Buradasınız
Londra’da Kibritçi Kızların Grevi ve Biz
Gebze’den bir kadın işçi
Hangi ülkede olursa olsun, kadınların haklarını arama mücadelesine atılması, ucuz işgücü olarak görülmeye, işyerlerinde keyfî şekilde haksız muamelelere karşı çıkması, işler yolunda gitmeyince en önce işten atılmayı kabul etmemesi çok önemlidir. Biz kadın işçilerin kazanımları zorlu, yokuşlu mücadele yollarından geçiyor olsa da, asla imkânsız değildir.
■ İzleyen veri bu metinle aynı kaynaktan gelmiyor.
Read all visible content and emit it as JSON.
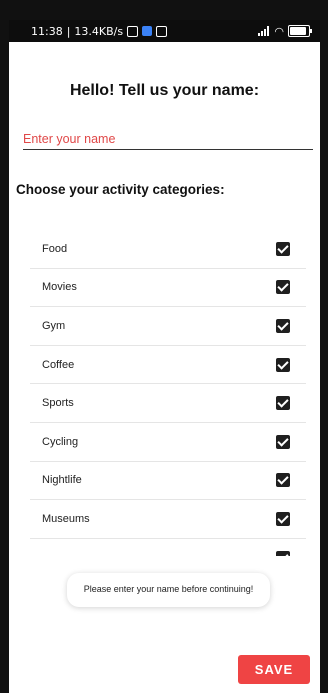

1888’in Londra’sında, 700 kadın işçi “Byrant and May” adlı kibrit fabrikasında çalışmaktadır. Yoksulluk yüzünden çocuk yaşta çalışmaya başlamak zorundadırlar. Kibritçi kızlar, çok düşük ücretlere çok kötü koşullarda çalıştırıldıkları için, besinsizlikten gelişemedikleri için, çok ezildikleri için erken yaşta güçleri tükenir. Çalışamaz duruma geldiklerinde eski bir eşya gibi kenara itilirler. Çalışmaya dermanı kalmamış, gencecik yaşta tükenmiş bu bedenlerin yerini bir yenisinin alması çok uzun sürmemektedir. Başka çocuklar ve genç işçi kızlar yoksulluk yüzünden eskilerin yerini almak zorundadırlar. Bu kahır yüklü yaşamın sahibi kızların, günde 10-11 saati aşan çalışma sürelerine karşın ücretlerinin düşük olduğu ve onlara her bahaneyle yüksek para cezaları verildiği herkes tarafından bilinir. O kadar saat yorulup yıpranmaları yetmiyormuş gibi, patronları da sürekli ücretlerinden keyfi kesintiler yapmaktadır.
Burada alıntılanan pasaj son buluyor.